回想到方才听到的那些话语,他只觉心脏都被一只无形大手攥紧一般,觉得那人可恨。
为什么沈棠雪回了草原之后经历的是这些……凭什么他回了草原之后经历的是这些?
他以为那个在他心上狠狠扎了一刀的人在三年前得偿所愿。
如今却告诉他,沈棠雪这三年活得水深火热,是回了个不待见他的深渊?
那他这三年的恨意算什么?
叫他如今知晓曾经想要千刀万剐的人活得这般苦痛又算什么?
让他连恨……都不能恨彻底?
李妄迟闭了闭眼,深深呼了两息才尽力平复心中怒意。

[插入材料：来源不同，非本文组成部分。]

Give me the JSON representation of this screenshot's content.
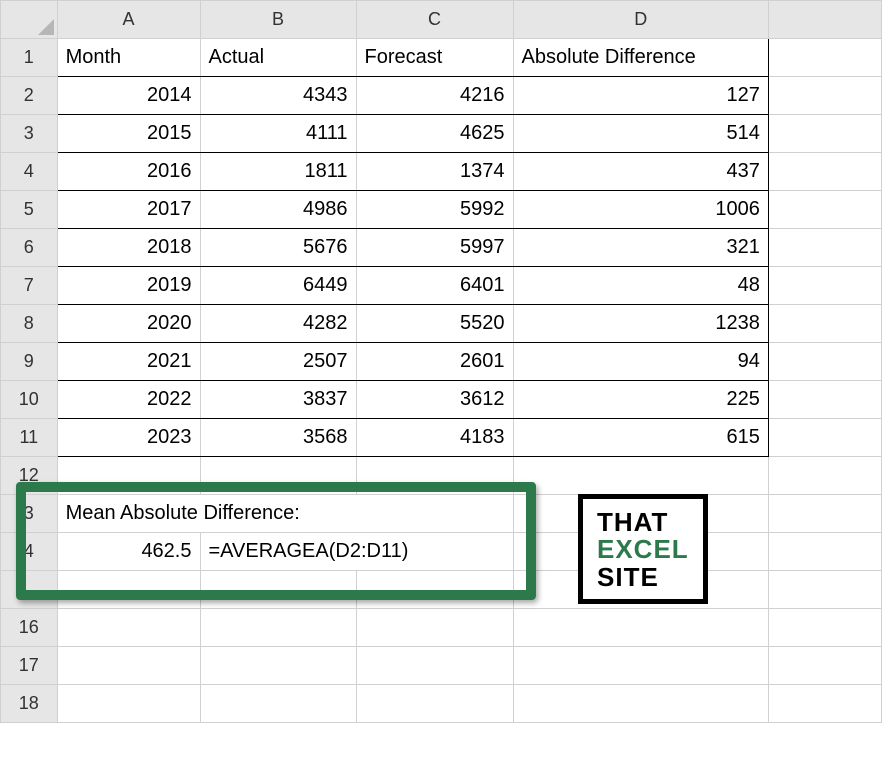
{
  "columns": [
    "A",
    "B",
    "C",
    "D"
  ],
  "headers": {
    "A": "Month",
    "B": "Actual",
    "C": "Forecast",
    "D": "Absolute Difference"
  },
  "rows": [
    {
      "n": 2,
      "A": "2014",
      "B": "4343",
      "C": "4216",
      "D": "127"
    },
    {
      "n": 3,
      "A": "2015",
      "B": "4111",
      "C": "4625",
      "D": "514"
    },
    {
      "n": 4,
      "A": "2016",
      "B": "1811",
      "C": "1374",
      "D": "437"
    },
    {
      "n": 5,
      "A": "2017",
      "B": "4986",
      "C": "5992",
      "D": "1006"
    },
    {
      "n": 6,
      "A": "2018",
      "B": "5676",
      "C": "5997",
      "D": "321"
    },
    {
      "n": 7,
      "A": "2019",
      "B": "6449",
      "C": "6401",
      "D": "48"
    },
    {
      "n": 8,
      "A": "2020",
      "B": "4282",
      "C": "5520",
      "D": "1238"
    },
    {
      "n": 9,
      "A": "2021",
      "B": "2507",
      "C": "2601",
      "D": "94"
    },
    {
      "n": 10,
      "A": "2022",
      "B": "3837",
      "C": "3612",
      "D": "225"
    },
    {
      "n": 11,
      "A": "2023",
      "B": "3568",
      "C": "4183",
      "D": "615"
    }
  ],
  "summary": {
    "label": "Mean Absolute Difference:",
    "value": "462.5",
    "formula": "=AVERAGEA(D2:D11)"
  },
  "rowlabels": {
    "r12": "12",
    "r13": "3",
    "r14": "4",
    "r15": "",
    "r16": "16",
    "r17": "17",
    "r18": "18"
  },
  "logo": {
    "w1": "THAT",
    "w2": "EXCEL",
    "w3": "SITE"
  },
  "chart_data": {
    "type": "table",
    "title": "Mean Absolute Difference",
    "columns": [
      "Month",
      "Actual",
      "Forecast",
      "Absolute Difference"
    ],
    "data": [
      {
        "Month": 2014,
        "Actual": 4343,
        "Forecast": 4216,
        "Absolute Difference": 127
      },
      {
        "Month": 2015,
        "Actual": 4111,
        "Forecast": 4625,
        "Absolute Difference": 514
      },
      {
        "Month": 2016,
        "Actual": 1811,
        "Forecast": 1374,
        "Absolute Difference": 437
      },
      {
        "Month": 2017,
        "Actual": 4986,
        "Forecast": 5992,
        "Absolute Difference": 1006
      },
      {
        "Month": 2018,
        "Actual": 5676,
        "Forecast": 5997,
        "Absolute Difference": 321
      },
      {
        "Month": 2019,
        "Actual": 6449,
        "Forecast": 6401,
        "Absolute Difference": 48
      },
      {
        "Month": 2020,
        "Actual": 4282,
        "Forecast": 5520,
        "Absolute Difference": 1238
      },
      {
        "Month": 2021,
        "Actual": 2507,
        "Forecast": 2601,
        "Absolute Difference": 94
      },
      {
        "Month": 2022,
        "Actual": 3837,
        "Forecast": 3612,
        "Absolute Difference": 225
      },
      {
        "Month": 2023,
        "Actual": 3568,
        "Forecast": 4183,
        "Absolute Difference": 615
      }
    ],
    "mean_absolute_difference": 462.5,
    "formula": "=AVERAGEA(D2:D11)"
  }
}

同时却有一股难言之意蹿上心头。
方才那人说起叛徒之事时眼底有掩饰不住的恨意,痛恨的语气像是让沈棠雪不好过都是正义所向。
沈棠雪究竟……瞒了他什么?
……
金尊酒盏散落桌案,清脆金属脆响碰撞。
酒过三巡,李妄迟微醉地靠坐在檀木椅凳上,枕颈抬头看着墙上昏黄烛光照映出的被撕裂的画像。
微微涣散了瞳孔,眼神逐渐温和。
画像上的人曾经那样好,笑脸盈盈的温柔面庞裹挟着爱意,如今却被撕裂成一片一片的残影。
那一年,他红着眼睛将沈棠雪的画像撕得有多狠,如今就有多少烦闷的酸涩涌上心头。
酒意浓稠得发闷,直直地堵在心尖。李妄迟想着方才听到的事,几乎要喘不过气来,连呼吸都被迫放得缓。
半晌,酒意上涌的视线有些模糊了。